Le soir, dans un parc, le spectacle de Paris se renouvelle, le spectacle des Tuileries ; mais le peuple est plus proche encore de nous que dans la grande ville, oublieuse et coquette, plus proche jusqu’à la fraternité des larmes.




Rouen, c’est une forteresse à prendre, près de Paris pour qui il éprouve des sentiments — le fait est commun en France — assez semblables à ceux que nourrissent réciproquement Québec et Montréal,


… dont le total
Ne fait pas un remords mais une gêne obscure.
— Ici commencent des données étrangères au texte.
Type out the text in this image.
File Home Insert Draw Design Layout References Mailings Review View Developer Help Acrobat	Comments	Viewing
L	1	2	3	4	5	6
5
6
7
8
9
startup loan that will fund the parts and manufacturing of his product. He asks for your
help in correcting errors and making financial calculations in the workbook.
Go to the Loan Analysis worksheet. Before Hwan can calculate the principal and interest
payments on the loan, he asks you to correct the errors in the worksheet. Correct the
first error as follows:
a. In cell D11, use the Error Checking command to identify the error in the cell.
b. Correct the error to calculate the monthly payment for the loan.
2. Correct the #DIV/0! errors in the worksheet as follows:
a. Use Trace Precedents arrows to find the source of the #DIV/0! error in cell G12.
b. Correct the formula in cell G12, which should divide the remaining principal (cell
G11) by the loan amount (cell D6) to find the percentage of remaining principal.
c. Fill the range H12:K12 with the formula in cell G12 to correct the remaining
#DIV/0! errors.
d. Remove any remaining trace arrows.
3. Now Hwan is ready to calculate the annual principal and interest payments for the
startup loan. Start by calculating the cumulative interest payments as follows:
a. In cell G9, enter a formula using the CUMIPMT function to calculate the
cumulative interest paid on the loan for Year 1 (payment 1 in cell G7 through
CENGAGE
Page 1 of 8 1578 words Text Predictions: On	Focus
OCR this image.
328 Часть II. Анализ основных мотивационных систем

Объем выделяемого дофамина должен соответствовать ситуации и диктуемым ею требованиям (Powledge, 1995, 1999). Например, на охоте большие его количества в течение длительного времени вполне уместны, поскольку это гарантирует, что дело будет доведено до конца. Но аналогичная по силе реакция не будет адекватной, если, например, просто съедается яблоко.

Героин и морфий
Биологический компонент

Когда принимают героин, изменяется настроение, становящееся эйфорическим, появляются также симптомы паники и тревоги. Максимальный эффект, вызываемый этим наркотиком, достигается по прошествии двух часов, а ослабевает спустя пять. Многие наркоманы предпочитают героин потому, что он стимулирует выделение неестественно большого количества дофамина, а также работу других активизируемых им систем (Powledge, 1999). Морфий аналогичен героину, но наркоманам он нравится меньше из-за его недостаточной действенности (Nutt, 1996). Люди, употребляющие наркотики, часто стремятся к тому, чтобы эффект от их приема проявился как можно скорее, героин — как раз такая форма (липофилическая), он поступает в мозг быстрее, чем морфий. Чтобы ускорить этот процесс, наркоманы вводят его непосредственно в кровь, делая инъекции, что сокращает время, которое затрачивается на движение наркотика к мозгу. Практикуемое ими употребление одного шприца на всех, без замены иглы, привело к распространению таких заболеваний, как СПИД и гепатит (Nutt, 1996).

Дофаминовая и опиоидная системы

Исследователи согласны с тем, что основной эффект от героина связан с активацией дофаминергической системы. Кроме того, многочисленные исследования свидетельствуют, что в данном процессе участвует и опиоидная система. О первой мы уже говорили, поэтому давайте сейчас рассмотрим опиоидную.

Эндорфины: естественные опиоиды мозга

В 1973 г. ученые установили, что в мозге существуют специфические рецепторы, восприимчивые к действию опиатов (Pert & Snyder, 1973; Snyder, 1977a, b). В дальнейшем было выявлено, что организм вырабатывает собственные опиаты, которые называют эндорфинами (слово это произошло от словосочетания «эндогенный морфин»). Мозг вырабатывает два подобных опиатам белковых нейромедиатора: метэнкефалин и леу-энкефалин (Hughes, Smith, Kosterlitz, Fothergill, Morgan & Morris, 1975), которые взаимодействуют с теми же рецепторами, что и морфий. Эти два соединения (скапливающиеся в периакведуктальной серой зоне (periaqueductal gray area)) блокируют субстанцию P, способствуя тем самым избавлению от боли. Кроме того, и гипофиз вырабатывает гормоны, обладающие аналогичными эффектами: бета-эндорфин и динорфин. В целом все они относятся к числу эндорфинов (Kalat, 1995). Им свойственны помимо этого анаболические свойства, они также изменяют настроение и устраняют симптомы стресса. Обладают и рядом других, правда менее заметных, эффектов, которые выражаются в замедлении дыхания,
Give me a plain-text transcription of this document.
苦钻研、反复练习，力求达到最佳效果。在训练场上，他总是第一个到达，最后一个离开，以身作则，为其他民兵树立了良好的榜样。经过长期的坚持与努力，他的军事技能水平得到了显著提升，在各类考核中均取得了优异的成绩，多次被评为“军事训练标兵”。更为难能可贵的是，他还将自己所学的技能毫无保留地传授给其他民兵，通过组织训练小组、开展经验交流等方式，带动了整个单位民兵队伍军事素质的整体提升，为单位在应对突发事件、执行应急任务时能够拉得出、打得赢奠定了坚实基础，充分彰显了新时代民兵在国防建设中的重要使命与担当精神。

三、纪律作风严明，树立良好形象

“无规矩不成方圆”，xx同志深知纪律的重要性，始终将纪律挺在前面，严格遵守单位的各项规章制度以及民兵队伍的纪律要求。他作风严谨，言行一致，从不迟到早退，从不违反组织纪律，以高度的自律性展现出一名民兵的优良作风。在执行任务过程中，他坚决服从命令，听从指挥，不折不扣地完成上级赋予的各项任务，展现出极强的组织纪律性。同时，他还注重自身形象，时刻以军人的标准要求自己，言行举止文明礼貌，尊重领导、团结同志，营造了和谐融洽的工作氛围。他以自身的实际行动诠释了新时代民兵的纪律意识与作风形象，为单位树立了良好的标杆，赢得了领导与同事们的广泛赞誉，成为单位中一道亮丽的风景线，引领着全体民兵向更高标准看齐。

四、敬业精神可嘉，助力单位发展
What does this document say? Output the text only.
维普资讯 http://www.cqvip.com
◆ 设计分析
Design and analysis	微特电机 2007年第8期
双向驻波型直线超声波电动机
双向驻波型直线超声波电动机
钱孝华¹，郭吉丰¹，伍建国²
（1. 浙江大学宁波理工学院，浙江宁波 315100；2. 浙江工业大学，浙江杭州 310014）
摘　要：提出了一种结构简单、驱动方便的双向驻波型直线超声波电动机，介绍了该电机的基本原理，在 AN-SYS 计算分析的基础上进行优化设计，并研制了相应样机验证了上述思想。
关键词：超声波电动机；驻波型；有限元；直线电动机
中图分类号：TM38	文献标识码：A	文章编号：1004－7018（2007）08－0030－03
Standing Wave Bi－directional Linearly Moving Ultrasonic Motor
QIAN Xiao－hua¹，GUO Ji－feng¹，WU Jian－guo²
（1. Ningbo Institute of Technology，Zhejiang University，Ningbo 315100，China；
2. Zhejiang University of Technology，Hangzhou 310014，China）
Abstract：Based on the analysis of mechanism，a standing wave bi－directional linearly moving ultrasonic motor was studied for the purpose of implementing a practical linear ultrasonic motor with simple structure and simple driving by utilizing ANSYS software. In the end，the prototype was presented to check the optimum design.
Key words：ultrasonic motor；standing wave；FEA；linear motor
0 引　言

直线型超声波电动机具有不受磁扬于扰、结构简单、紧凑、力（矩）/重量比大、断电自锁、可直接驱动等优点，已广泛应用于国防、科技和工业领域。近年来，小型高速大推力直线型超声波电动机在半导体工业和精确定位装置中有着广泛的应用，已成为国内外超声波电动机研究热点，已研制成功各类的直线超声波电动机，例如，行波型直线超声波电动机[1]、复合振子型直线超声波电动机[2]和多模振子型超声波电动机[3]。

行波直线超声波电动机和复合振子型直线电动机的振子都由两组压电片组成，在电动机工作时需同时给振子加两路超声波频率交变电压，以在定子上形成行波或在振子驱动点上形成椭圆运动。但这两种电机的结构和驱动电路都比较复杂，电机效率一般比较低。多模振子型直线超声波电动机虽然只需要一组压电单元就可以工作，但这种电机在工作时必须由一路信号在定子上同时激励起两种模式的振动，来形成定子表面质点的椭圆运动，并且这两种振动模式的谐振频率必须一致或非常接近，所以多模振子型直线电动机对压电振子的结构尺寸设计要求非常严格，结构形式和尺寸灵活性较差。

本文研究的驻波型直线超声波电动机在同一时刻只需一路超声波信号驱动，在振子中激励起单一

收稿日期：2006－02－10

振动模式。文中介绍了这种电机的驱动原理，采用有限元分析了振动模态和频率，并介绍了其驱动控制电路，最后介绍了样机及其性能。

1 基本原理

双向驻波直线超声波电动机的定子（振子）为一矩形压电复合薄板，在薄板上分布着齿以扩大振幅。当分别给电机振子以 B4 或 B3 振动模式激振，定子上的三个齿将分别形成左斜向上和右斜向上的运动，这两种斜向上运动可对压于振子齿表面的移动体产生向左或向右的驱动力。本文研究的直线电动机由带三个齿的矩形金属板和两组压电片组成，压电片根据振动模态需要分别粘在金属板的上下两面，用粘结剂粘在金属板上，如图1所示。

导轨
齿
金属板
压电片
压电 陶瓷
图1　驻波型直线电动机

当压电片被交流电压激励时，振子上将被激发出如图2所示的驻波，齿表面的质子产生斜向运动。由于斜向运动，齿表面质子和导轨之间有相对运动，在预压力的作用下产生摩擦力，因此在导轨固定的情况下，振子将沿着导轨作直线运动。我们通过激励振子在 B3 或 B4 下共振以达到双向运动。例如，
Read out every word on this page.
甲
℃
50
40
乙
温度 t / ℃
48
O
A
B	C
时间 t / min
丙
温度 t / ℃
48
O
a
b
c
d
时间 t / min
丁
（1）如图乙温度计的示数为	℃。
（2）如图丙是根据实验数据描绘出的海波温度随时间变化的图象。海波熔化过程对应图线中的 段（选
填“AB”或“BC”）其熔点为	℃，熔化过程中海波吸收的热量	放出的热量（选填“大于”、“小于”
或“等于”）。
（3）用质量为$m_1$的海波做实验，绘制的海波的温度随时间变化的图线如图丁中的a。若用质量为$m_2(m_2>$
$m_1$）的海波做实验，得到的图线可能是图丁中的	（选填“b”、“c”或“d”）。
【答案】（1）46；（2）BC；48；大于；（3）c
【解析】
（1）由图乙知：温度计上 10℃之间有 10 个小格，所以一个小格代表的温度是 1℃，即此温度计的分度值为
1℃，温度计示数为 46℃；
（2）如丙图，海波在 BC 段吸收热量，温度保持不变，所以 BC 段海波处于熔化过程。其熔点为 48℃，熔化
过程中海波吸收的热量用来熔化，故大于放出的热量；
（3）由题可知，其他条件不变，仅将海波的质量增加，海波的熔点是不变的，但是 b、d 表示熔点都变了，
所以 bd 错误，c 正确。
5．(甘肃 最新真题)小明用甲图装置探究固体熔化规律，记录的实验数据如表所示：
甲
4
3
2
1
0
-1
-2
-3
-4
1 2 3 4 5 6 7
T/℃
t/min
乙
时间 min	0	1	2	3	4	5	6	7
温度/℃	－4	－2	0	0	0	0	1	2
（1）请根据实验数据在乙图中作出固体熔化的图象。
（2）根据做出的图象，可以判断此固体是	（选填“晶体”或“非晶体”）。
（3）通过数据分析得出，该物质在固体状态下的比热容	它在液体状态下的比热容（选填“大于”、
L’accueil est sobre et bourgeois, peut-être un peu distant, mettons d’une cordialité condescendante, où l’on sent la réserve de la puissance. Il y a tant de façons de recevoir sa famille !

Car nous sommes bien de la famille. Rouen est à l’origine de notre spiritualité, de nos lois, de notre enseignement, de notre commerce. Rouen, c’est donc notre premier archevêché, notre premier parlement, presque notre premier collège, sûrement notre première mise en œuvre. Rouen garde avec piété le souvenir de Cavelier de la Salle qui donna à la France l’empire dont Talon et Frontenac avaient rêvé. Dirais-je aussi combien la langue nous apparente, et l’accent ? Et les figures, et la démarche ? On me cite le mot d’un Normand : « Pour dire qu’y a des pommes, y a pas d’pommes ; mais pour dire qu’y a pas de pommes, y a des pommes ». Rapprochez de cela la phrase que mon collègue, Léon Lorrain, a cueillie chez nous, et sur laquelle il suffit de mettre l’intonation : « Ma femme n’est pas mal mal, mais elle est pas mal mal ». Pas plus que le paysan normand le nôtre ne dit oui ou non, il dit : oué, avec le même mouvement de tête, le même clignement des yeux.

Pendant le déjeuner, qui nous réunit autour du maire, des propos s’échangent. Cette table, dans une vieille hostellerie de Rouen, me rappelle le premier dîner d’une association que nous avions fondée à Montréal, il y a, hélas ! plusieurs années, sous ce nom : « Le tour de France d’un estomac canadien ». Nous avions commencé par la Normandie. On soupçonne le menu, depuis la sole normande jusqu’au pont-l’évêque, en passant par les tripes à la mode de Caen. Un calvados, apporté de France par un camarade, donna la profondeur voulue au « trou normand ». Nous avions déniché au fond d’un couvent un cidre agréable, pas trop sucré ni trop aigre. La fête, commencée dans la joie, s’acheva dans une émotion inattendue, surgie du passé. Une boîte mécanique, faute de mieux, jouait : J’irai revoir ma Normandie ; et, à ce moment même, le président eut l’idée de faire l’appel des origines : « Toi, d’où viens-tu ? Et toi ? » J’entends des noms traverser la fumée des cigarettes : « Rouen, Caen, Honfleur ». Quelqu’un dit simplement : « Mon aïeul accompagnait Champlain en 1633 ». Les voix se turent, pendant que la musique modulait un dernier vers :

C’est le pays qui m’a donné le jour.

En regardant les figures qui m’entourent, je me souviens aussi de l’étonnement d’Eugène Brieux à retrouver dans un cercle bourgeois de Montréal des avocats et des notaires, des médecins et des négociants ressemblant comme des frères à leurs collègues de Rouen.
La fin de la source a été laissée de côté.